Tressilian hésitait encore. Il connaissait peu cet étrange personnage, et il ne savait pas jusqu’à quel point il pouvait lui accorder la confiance nécessaire pour en faire un serviteur utile dans la circonstance actuelle. Avant qu’il eût pris une détermination, le pas d’un cheval se fit entendre dans la cour, et M. Mumblazen et Will Badger entrèrent à la hâte dans la chambre de Tressilian, parlant tous les deux à la fois.

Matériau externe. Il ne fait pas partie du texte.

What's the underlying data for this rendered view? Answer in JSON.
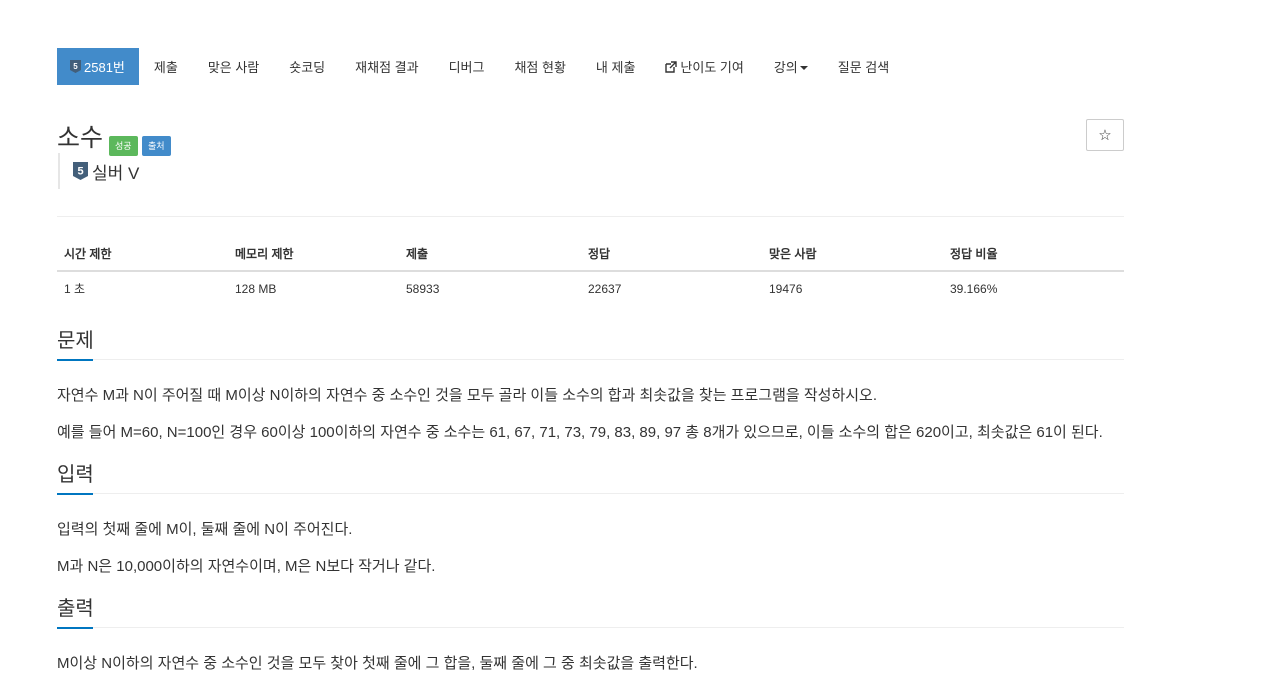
{
  "nav": {
    "problem_number": "2581번",
    "items": [
      {
        "label": "제출"
      },
      {
        "label": "맞은 사람"
      },
      {
        "label": "숏코딩"
      },
      {
        "label": "재채점 결과"
      },
      {
        "label": "디버그"
      },
      {
        "label": "채점 현황"
      },
      {
        "label": "내 제출"
      },
      {
        "label": "난이도 기여"
      },
      {
        "label": "강의"
      },
      {
        "label": "질문 검색"
      }
    ]
  },
  "problem": {
    "title": "소수",
    "label_success": "성공",
    "label_source": "출처",
    "tier_number": "5",
    "tier": "실버 V"
  },
  "limits_table": {
    "headers": [
      "시간 제한",
      "메모리 제한",
      "제출",
      "정답",
      "맞은 사람",
      "정답 비율"
    ],
    "row": [
      "1 초",
      "128 MB",
      "58933",
      "22637",
      "19476",
      "39.166%"
    ]
  },
  "sections": {
    "description": {
      "heading": "문제",
      "paragraphs": [
        "자연수 M과 N이 주어질 때 M이상 N이하의 자연수 중 소수인 것을 모두 골라 이들 소수의 합과 최솟값을 찾는 프로그램을 작성하시오.",
        "예를 들어 M=60, N=100인 경우 60이상 100이하의 자연수 중 소수는 61, 67, 71, 73, 79, 83, 89, 97 총 8개가 있으므로, 이들 소수의 합은 620이고, 최솟값은 61이 된다."
      ]
    },
    "input": {
      "heading": "입력",
      "paragraphs": [
        "입력의 첫째 줄에 M이, 둘째 줄에 N이 주어진다.",
        "M과 N은 10,000이하의 자연수이며, M은 N보다 작거나 같다."
      ]
    },
    "output": {
      "heading": "출력",
      "paragraphs": [
        "M이상 N이하의 자연수 중 소수인 것을 모두 찾아 첫째 줄에 그 합을, 둘째 줄에 그 중 최솟값을 출력한다."
      ]
    }
  },
  "colors": {
    "primary": "#428bca",
    "success": "#5cb85c",
    "section_underline": "#0076c0",
    "tier_silver": "#435f7a"
  }
}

« Il vient d’arriver un domestique sur le plus joli cheval gris que j’aie vu de ma vie, » dit Will Badger qui parvint à se faire entendre le premier ; « il porte au bras, dit M. Mumblazen, une plaque d’argent sur laquelle est un dragon tenant un briqueton dans sa gueule, surmonté d’une couronne de comte, et il tenait à la main cette lettre scellée des mêmes armes. »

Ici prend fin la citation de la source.